Sono stati davvero mesi intensi quelli che hanno preceduto l’odierna solennità di san Giuseppe. Un anno dedicato alla sua figura, una Lettera apostolica (Patris corde) per tracciarne il profilo, un ciclo di dodici catechesi nell’udienza generale del mercoledì. Un percorso voluto da Papa per “accrescere l’amore verso questo grande Santo, per essere spinti a implorare la sua intercessione e per imitare le sue virtù e il suo slancio” (PaC, epilogo). Nessuno però poteva immaginare che tale cammino si sarebbe confrontato con la follia della guerra che, in questo momento, insanguina l’Europa, mettendo in pericolo come non mai la pace mondiale e lo stesso futuro dell’umanità. Si parla infatti con troppa leggerezza di armi nucleari, di guerra nucleare, occultando il fatto – una volta lapalissiano – che ciò segnerebbe la fine del genere umano e della vita sulla Terra.
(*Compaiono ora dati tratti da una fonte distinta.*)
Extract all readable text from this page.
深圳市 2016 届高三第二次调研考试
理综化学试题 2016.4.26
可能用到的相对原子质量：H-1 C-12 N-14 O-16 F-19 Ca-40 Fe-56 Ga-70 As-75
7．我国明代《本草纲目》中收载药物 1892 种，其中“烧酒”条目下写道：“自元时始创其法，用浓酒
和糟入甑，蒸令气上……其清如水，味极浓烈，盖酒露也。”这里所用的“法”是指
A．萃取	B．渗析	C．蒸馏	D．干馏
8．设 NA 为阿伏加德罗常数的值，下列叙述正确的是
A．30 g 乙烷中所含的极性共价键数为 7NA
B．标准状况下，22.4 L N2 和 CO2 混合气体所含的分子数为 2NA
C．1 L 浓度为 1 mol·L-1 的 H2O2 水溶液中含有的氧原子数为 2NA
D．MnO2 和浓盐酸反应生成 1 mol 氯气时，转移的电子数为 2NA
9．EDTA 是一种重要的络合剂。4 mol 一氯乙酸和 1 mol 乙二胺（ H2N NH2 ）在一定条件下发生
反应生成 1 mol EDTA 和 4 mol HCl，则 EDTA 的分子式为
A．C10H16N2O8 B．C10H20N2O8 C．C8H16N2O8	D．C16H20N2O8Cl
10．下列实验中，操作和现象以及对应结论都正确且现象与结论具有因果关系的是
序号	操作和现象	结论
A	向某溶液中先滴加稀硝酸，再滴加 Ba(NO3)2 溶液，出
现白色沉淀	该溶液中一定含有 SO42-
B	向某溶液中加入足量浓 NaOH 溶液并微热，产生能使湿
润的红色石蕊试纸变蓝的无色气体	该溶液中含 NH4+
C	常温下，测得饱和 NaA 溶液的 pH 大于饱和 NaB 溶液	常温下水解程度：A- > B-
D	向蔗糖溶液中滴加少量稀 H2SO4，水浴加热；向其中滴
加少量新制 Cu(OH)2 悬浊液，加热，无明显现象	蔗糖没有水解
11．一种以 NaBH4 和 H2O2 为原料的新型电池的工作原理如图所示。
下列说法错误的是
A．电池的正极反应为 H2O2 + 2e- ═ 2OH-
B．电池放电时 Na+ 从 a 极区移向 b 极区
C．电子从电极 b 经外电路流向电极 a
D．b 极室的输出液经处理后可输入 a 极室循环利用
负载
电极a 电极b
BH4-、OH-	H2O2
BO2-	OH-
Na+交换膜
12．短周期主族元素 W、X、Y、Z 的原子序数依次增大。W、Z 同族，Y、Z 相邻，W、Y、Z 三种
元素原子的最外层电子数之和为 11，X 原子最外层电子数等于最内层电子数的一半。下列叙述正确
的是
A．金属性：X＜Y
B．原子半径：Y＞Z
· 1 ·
È pur vero, però, che proprio questo inaspettato e drammatico confronto indica quanto fosse provvidenziale il cammino che Papa Francesco e la Chiesa hanno compiuto. Davanti alla follia della guerra, abbiamo bisogno di uomini e di credenti come Giuseppe.
Guardando le immagini di morte che continuamente rimbalzano sui media e i volti dei milioni di profughi costretti a lasciare il proprio paese, “ci viene da domandarci perché Dio non sia intervenuto in maniera diretta e chiara […]; si ha sempre l’impressione che il mondo sia in balia dei forti e dei potenti” (PaC 5). Il “mancato intervento diretto” di Dio, da sempre, turba e scandalizza, soprattutto quando la guerra svela il suo vero aspetto ed impone le sue leggi inumane. Eppure, proprio questo “mancato intervento diretto” genera i collaboratori del Dio della pace, come Giuseppe: “Dio interviene per mezzo di eventi e persone. Giuseppe è l’uomo mediante il quale Dio si prende cura degli inizi della storia della redenzione. Egli è il vero “miracolo” con cui Dio salva il Bambino e sua madre” (PaC 5).
Il “mancato intervento diretto” non è, allora, il segno della condanna e dell’abbandono del genere umano da parte del Dio della pace; o, peggio ancora, della sua non-esistenza. È, piuttosto, “la ‘buona notizia’ del Vangelo” che “sta nel far vedere come, nonostante la prepotenza e la violenza dei dominatori terreni, Dio trovi sempre il modo per realizzare il suo piano di salvezza a condizione che usiamo lo stesso coraggio creativo del carpentiere di Nazaret, il quale sa trasformare un problema in un’opportunità anteponendo sempre la fiducia nella Provvidenza […]. Dio si fida di quest’uomo, così come fa Maria, che in Giuseppe trova colui che non solo vuole salvarle la vita, ma che provvederà sempre a lei e al Bambino” (PaC 5).
La guerra va fermata con il coraggio creativo di Giuseppe che non teme il giudizio umano, con la sua fiducia nella Provvidenza, con il suo rifiuto della violenza; e con la consapevolezza che “ogni bisognoso, ogni povero, ogni sofferente, ogni moribondo, ogni forestiero, ogni carcerato, ogni malato sono “il Bambino” che Giuseppe continua a custodire […]. Da Giuseppe dobbiamo imparare la medesima cura e responsabilità: amare il Bambino e sua madre” (PaC 5).